Perhaps the most interesting article in one of the boxes was a handwritten account by William’s son, William James Oliphant, regarding his time as a young Confederate soldier during the war and as a prisoner of war. It was handwritten in pencil and was many pages. This manuscript contained a great deal of personal family information, such as when one of his aunts who lived at Green Castle, Indiana, sent him some clothing and a blanket on his nineteenth birthday to use in his freezing prison at Camp Chase in Ohio. I am happy to report that William survived the war. He returned to Austin to become a photographer and, despite his war injuries, lived a long life. 

The Texas Archives contains many, many invaluable documents. However, having a peek at the personal side of my husband’s family is a treasure that will be cherished and remembered for many years by our family.
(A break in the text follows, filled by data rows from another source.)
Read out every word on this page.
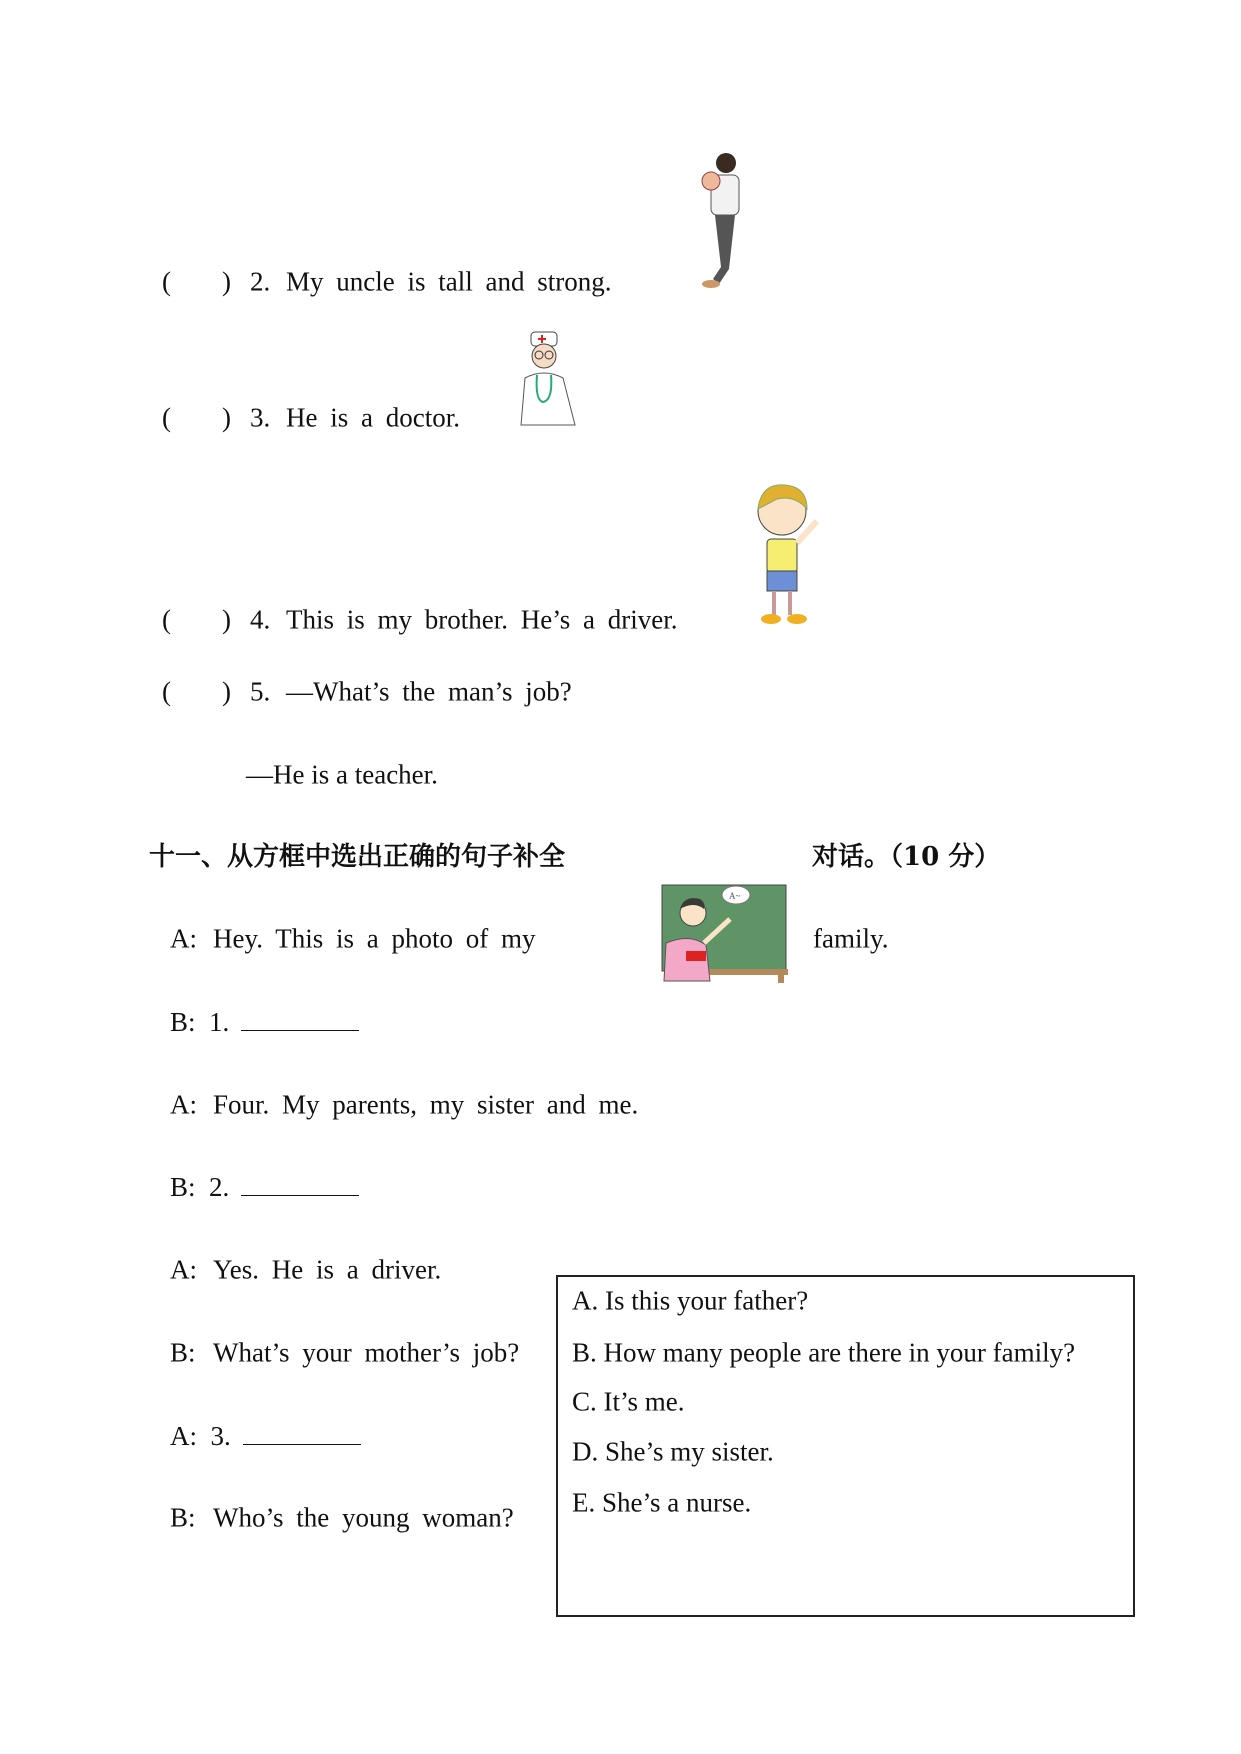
( ) 2. My uncle is tall and strong.
( ) 3. He is a doctor.
( ) 4. This is my brother. He’s a driver.
( ) 5. —What’s the man’s job?
—He is a teacher.
十一、从方框中选出正确的句子补全	对话。（10 分）
A~
A: Hey. This is a photo of my	family.
B: 1.
A: Four. My parents, my sister and me.
B: 2.
A: Yes. He is a driver.
B: What’s your mother’s job?
A: 3.
B: Who’s the young woman?
A. Is this your father?
B. How many people are there in your family?
C. It’s me.
D. She’s my sister.
E. She’s a nurse.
Texas State Archives Editorial Note:
The William Bradford Bugg and Mildred Webb Bugg Collection and the Walter Prescott Webb and Family materials were donated to the Texas State Archives by William Bradford Bugg and Mildred Webb Bugg, daughter of historian Walter Prescott Webb and his wife Jane Elizabeth Oliphant Webb (who was the daughter of William James Oliphant). The essay author, Mrs. Purdue, met Mildred Webb Bugg before her death; however, Mrs. Bugg didn’t mention the donation to the Archives. Thus, it was a complete surprise to the writer to find the family collection at the Archives.